Enfin, BlonBa se construit comme une entreprise culturelle durable et travaille à l’élargissement des activités, donc des revenus et des compétences, sur d’autres secteurs comme l’audiovisuel, l’action culturelle et même la communication. Dans la dernière période, les concepts proposés par Alioune Ifra Ndiaye et BlonBa ont marqué l’actualité audiovisuelle malienne : Fatobougou, une série très populaire de sensibilisation à la vie civique ; Le Blon du court-métrage, concours d’initiation à la réalisation de fictions audiovisuelles et un documentaire ; Pour ne plus mourir en donnant la vie, documentaire sur l’action de la Fondation de l’enfance et de sa présidente, Mme Touré Lobbo Traoré. BlonBa assure la logistique d’événements internationaux se déroulant au Mali (Ruche Soni Labou Tamsi, Contours des rencontres photographiques de Bamako, environnement culturel de la Coupe d’Afrique des Nations…) Une quinzaine de professionnels vivent de ces différentes activités.

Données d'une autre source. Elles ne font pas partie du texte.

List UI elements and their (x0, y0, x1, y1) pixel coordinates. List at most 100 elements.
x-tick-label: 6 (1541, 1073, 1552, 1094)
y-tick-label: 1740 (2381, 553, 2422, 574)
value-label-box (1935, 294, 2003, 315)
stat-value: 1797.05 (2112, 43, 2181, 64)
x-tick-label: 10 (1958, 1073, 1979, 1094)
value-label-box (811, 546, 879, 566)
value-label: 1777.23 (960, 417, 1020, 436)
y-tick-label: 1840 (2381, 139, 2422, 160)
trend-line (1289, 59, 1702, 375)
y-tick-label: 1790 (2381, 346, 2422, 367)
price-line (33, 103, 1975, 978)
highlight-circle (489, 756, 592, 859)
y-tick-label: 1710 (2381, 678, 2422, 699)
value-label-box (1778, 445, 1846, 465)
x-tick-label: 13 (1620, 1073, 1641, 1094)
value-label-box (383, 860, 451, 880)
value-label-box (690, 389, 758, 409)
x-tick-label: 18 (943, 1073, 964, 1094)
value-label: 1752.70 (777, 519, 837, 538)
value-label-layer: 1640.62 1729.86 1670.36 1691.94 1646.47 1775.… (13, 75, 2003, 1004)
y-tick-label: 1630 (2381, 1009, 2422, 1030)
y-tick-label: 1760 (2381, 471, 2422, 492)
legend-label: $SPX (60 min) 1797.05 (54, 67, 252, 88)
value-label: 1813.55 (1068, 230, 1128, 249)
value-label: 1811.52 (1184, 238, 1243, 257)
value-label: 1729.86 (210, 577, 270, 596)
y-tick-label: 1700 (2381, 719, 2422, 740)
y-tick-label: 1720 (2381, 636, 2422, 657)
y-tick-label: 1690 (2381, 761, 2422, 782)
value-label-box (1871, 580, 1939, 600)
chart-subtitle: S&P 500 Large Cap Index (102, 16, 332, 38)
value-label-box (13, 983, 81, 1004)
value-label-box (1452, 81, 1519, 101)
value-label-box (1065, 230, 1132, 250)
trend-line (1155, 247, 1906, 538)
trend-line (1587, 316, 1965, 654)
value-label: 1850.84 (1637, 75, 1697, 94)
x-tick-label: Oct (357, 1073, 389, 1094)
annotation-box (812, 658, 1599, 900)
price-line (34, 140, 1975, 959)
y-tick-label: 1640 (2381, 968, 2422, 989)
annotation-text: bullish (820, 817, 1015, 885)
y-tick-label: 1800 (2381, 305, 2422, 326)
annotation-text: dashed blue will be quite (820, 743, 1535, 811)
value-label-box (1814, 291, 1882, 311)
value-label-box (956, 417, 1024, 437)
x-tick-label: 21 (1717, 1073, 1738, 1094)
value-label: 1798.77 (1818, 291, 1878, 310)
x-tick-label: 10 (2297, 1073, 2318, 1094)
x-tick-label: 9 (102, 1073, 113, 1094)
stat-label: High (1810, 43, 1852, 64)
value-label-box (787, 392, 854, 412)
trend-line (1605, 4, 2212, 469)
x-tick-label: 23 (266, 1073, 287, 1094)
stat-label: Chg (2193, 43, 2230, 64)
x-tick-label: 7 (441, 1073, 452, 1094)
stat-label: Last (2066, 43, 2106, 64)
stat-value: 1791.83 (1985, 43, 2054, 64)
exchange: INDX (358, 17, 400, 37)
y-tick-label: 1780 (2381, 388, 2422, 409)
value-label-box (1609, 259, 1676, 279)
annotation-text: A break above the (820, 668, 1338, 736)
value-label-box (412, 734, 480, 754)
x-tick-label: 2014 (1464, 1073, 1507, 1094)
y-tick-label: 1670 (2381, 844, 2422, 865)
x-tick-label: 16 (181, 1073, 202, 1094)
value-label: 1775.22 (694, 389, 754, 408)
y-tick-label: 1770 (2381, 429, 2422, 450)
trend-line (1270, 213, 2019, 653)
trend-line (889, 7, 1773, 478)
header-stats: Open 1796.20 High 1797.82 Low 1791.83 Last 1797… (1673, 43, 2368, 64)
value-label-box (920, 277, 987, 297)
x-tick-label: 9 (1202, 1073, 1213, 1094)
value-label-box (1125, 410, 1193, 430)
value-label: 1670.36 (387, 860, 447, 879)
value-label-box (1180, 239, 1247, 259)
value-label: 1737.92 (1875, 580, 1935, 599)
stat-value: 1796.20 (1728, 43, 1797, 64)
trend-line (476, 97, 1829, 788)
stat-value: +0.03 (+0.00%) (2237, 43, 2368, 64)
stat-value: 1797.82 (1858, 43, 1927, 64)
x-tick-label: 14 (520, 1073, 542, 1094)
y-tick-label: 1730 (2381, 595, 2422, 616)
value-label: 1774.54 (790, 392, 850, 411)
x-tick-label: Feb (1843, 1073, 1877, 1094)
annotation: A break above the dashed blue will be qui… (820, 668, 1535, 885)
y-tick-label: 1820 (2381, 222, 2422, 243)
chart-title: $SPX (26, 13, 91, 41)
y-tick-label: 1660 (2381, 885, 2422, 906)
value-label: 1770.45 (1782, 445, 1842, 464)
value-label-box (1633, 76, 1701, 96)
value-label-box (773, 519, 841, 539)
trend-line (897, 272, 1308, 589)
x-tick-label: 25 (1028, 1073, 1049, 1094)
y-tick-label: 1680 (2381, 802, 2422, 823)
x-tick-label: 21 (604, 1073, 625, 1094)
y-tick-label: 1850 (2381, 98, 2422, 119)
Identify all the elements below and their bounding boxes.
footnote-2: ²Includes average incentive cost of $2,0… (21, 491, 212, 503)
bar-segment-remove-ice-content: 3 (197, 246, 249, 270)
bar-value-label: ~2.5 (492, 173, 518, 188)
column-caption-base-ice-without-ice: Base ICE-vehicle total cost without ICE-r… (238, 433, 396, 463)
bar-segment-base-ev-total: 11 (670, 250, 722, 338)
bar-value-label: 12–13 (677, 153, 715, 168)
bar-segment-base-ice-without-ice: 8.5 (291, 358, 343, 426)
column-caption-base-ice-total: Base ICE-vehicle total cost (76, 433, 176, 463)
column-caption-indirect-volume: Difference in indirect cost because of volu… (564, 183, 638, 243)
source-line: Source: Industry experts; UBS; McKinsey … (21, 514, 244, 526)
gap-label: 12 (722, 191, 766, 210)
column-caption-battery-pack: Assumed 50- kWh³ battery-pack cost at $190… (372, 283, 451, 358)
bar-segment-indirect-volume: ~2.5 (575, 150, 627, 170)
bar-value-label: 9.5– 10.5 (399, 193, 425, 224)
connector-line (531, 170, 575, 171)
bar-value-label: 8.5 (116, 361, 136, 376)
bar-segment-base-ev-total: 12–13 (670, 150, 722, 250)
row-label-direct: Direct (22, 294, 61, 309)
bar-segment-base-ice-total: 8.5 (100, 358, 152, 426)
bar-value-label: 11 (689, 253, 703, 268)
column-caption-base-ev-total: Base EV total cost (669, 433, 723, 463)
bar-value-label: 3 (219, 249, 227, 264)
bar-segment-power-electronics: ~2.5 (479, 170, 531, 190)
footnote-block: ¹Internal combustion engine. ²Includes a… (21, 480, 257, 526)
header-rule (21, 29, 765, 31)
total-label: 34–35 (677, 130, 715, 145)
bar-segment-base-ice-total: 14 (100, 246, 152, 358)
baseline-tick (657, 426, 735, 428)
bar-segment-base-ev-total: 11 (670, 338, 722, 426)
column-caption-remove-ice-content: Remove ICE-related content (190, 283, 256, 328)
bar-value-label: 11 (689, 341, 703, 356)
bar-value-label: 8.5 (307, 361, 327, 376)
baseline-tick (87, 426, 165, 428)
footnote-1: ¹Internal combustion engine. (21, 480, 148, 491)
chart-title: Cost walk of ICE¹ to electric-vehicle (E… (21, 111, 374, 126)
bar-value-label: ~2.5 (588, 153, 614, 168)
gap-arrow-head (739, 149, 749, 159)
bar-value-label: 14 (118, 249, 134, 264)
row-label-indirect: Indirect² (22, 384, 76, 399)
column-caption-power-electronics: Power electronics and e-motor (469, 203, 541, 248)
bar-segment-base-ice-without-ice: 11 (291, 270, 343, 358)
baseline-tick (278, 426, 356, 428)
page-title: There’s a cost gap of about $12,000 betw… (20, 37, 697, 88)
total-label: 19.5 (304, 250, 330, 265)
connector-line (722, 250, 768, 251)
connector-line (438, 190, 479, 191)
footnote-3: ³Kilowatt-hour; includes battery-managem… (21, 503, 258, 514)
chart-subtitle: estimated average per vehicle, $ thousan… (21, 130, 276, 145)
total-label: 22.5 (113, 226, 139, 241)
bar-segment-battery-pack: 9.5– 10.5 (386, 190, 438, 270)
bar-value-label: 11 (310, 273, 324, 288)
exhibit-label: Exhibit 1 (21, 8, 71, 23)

L’ouverture prochaine par BlonBa d’une salle de spectacle et d’un centre de création dans la capitale malienne, ainsi que la mise en place d’une équipe technique de qualité constituent une nouvelle étape de cette aventure.
Les urgences de l’Afrique telles qu’elle les vit
Depuis sa création, BlonBa attache une importance cruciale aux questions de production. La capacité à construire des partenariats sains et durables, fondés sur l’échange plutôt que sur l’aide, est une nécessité absolue pour qu’émergent de vraies forces de proposition artistique en Afrique, des structures indépendantes, libres de se centrer sur les urgences du continent, capables de résister aux puissantes incitations à construire ses projets en fonction des critères du Nord.
Une équipe de haut niveau en formation
L’autre objectif que poursuit BlonBa est de constituer une équipe de professionnels capables d’assurer à un haut niveau l’ensemble des travaux nécessaires à la création. Le travail développé avec les comédiens depuis l’Antigone du Mandéka Théâtre a permis une très forte élévation de la qualité de jeu. Un éclairagiste et un administrateur/régisseur général commencent à maîtriser leur métier, grâce notamment à des stages offerts par des institutions européennes, mais aussi au développement de notre activité au Mali même.
« Consultations » de mise en scène et chantier d’écriture
La question de la mise en scène reste en chantier. C’est un art qui demande de voir du théâtre, d’échanger des idées, de se confronter à d’autres. Il naît aussi d’une certaine abondance de l’offre de spectacles. Le Mali n’en est pas encore là. En ce qui concerne l’écriture de théâtre en Afrique, elle se développe, mais souvent selon des modalités qui ne nous semblent pas adaptées à la réalité. Dans le relatif désert de compagnies stables, l’écriture « en chambre » a peu de chance de croiser la scène. L’argument proposé par Alioune Ifra Ndiaye et Jean-Louis Sagot-Duvauroux a fait l’objet d’un travail d’écriture utilisant les intuitions surgies d’improvisations. Jean-Louis Sagot-Duvauroux a assuré l’écriture finale du texte. Même volonté d’implication de toute l’équipe dans la réflexion sur la mise en scène, avec un objectif de formation. C’est le comédien et metteur en scène Patrick Le Mauff qui a conduit cet aspect de la création.